Le Sang du Bourreau est un polar efficace, abattant ses cartes au fil d’une intrigue bien construite que vous lirez l’espace d’un après-midi pluvieux ou d’une fraîche soirée automnale, bien emmitouflé dans un plaid confortable…avec l’évidente envie de vous plonger dans l’enquête suivante.

Citations:

« La commissaire Marion encore plus que les autres. Celle-là, il ne l’aimait pas. Trop futée. Il envisagea un moment de l’offrir à Cora mais renonça aussitôt à cette idée.
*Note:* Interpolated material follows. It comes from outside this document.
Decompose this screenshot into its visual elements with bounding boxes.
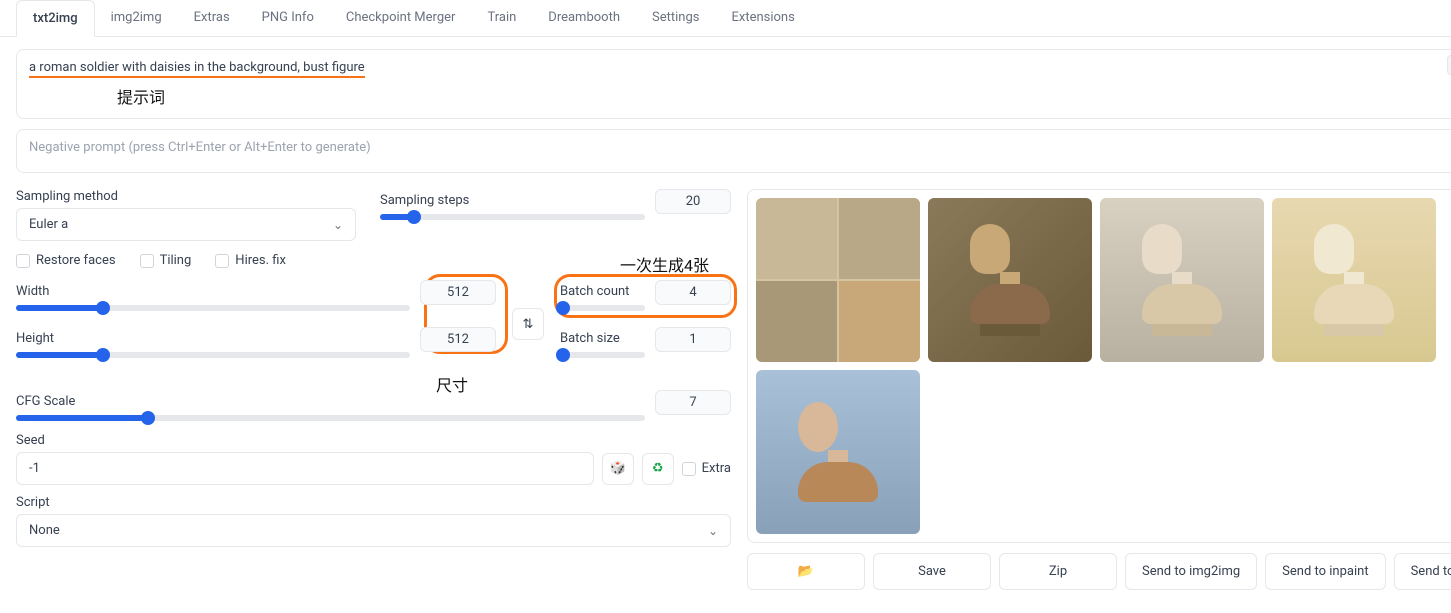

C’était beaucoup plus drôle de jouer au chat et à la souris avec elle. Il serait toujours temps de changer d’avis quand il en aurait assez de s’amuser. » (Pages 35-36).

« Lavot, Talon et Cabut assistèrent à cette scène qui, en dépit du tragique de la situation, les réjouissait. Les rivalités entre la police et la gendarmerie n’étaient pas toutes à ranger aux archives. Elles se réveillaient même assez facilement, à en croire l’escarmouche. » (Page 157).

« Quelques instants plus tard, Marion l’observait, étonnée. Après une nuit blanche, la plupart des hommes qu’elle connaissait auraient ressemblé à des ours mal léchés. Talon, lui, avait son air habituel, les cheveux peignés en arrière, ses lunettes rondes bien propres. » (Page 249).